Então, a partir desta menção ao sobrenatural, novamente a ação para, mas agora para a introdução dos combatentes de uma batalha em dois mundos. Se o menino é extremamente poderoso em algo que parece ser um mundo paralelo, aqueles que num outro plano parecem lhe dar seu poder são apresentados, um a um, novamente da forma mais didática possível. João, que na gravação em estúdio praticamente grita os chamamentos aos orixás, aqui fala pausadamente. Não se trata tanto de uma invocação como antes, mas sim da narrativa de uma tradição oral típica africana, em que o narrador fala com tanta propriedade como se ele próprio tivesse estado presente e testemunhado tudo. E esteve, na forma de seus antepassados, que foram os que lhe passaram a história, palavra por palavra, cada palavra dotada de um encantamento e de propriedades particulares, como cada símbolo de cada orixá traz consigo uma força particular. O desfile de deuses, suas respectivas armas e poderes tem um efeito impressionante, dito na voz mansa de João. Cria-se a expectativa de um embate tremendo entre o menino de corpo fechado por todos estes protetores e uma força ainda desconhecida.
O padrão do violão a seguir é ainda uma variante do acorde inicial, porém carregado nos graves e com um indisfarçável tempero funk. Nele o fio narrativo é retomado anunciando a batalha iminente. A partir daí o menino é tratado pelo nome de mártires da liberdade, como destaquei na primeira parte. Seus assassinos não chegam sequer a ser nomeados. São as falanges do mal / arcanjos velhos, coveiros do carnaval. A escolha de uma categoria angélica para os designar, enquanto os exus, vistos pelas religiões européias como demoníacos, são defensores do menino, é sintomática de uma hipocrisia secular, um massacre antigo que é cultural e também literal.
A narração da morte do menino é feita em alta velocidade. O menino morreu, ninguém chora por ele. O verso seguinte, último da canção, já trata da aposta do jogo do bicho no dia seguinte, e serve de gancho para a última canção seguinte. Mas antes, João faz, com diversas adaptações rítmicas e melódicas, um vocalise muito semelhante ao da introdução da gravação de estúdio de Genesis. E faz um breque no violão, como já fizera nO ronco da cuíca, para preparar a entrada das Escadas da Penha, agora, finalmente, no samba rasgado.

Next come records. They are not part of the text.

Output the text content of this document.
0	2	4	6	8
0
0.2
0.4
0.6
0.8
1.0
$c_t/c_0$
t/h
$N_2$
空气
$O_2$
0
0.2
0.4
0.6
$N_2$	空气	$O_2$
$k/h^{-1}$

Esta é uma história diferente. À primeira vista, não faz sentido colocá-la no epílogo desta canção quatro-feita-uma. Num comentário ao primeiro post, foi dito que De frente pro crime, outra parceria Bosco / Blanc, seria muito mais direta, e concordo. Mas é justamente por falar de outro crime, outra história, que esta se torna mais cruel. Pois o menino já foi esquecido. Escadas da Penha poderia ser a notícia do jornal do dia seguinte, sobre um crime passional, em vez do assassinato do menino pela polícia. Ela encerra a epopeia com como que um expurgar de tensão no samba desabalado na mão rapidíssima de João Bosco. E, assim como o Ronco da cuíca descrevia o universo simbólico em que o menino cresce, Escadas da Penha descreve aquele em que ele morre. Como uma câmera que vai se distanciando aos poucos enquanto o entorno vai sendo enquadrado e lentamente perdendo o foco.

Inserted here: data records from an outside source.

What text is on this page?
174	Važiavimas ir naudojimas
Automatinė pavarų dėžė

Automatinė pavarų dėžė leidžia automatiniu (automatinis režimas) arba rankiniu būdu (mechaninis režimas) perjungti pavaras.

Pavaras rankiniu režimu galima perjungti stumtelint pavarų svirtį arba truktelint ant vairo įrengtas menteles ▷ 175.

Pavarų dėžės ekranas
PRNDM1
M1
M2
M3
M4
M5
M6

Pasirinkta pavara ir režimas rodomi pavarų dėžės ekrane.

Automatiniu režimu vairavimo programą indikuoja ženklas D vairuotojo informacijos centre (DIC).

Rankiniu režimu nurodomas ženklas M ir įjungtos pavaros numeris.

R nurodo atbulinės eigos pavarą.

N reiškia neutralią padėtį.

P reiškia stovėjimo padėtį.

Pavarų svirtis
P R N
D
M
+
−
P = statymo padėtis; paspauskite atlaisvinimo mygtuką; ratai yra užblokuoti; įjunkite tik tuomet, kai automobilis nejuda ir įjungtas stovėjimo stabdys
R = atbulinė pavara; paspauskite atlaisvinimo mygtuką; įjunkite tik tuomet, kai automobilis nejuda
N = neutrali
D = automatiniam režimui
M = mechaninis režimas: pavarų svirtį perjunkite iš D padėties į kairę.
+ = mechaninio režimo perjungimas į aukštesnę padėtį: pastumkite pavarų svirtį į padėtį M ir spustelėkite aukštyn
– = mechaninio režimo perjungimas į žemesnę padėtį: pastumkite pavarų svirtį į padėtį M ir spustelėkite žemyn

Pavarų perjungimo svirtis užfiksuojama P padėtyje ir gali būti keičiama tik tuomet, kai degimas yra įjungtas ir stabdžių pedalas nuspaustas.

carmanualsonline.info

João se converte nesta tetralogia em bardo da Idade Média, em que cantar e declamar uma história não eram coisas muito diferentes. Mas a tradição que segue também – ou principalmente – é africana, dos narradores das tradições orais. A narrativa tem em si um poder mágico – dizer é fazer. João é o narrador de uma história que sempre se repete desde tempos imemoriais, com a intervenção de seres sem tempo. Como se a história tivesse acontecido antes dos tempos, e se repetisse hoje um simulacro encantado – o menino morreu e continua interminavelmente, perpetuamente a morrer, como Prometeu acorrentado, como Ganga Zumba, Patrice Lumumba, Federico Garcia Lorca, Jesus, e sempre renasce novamente.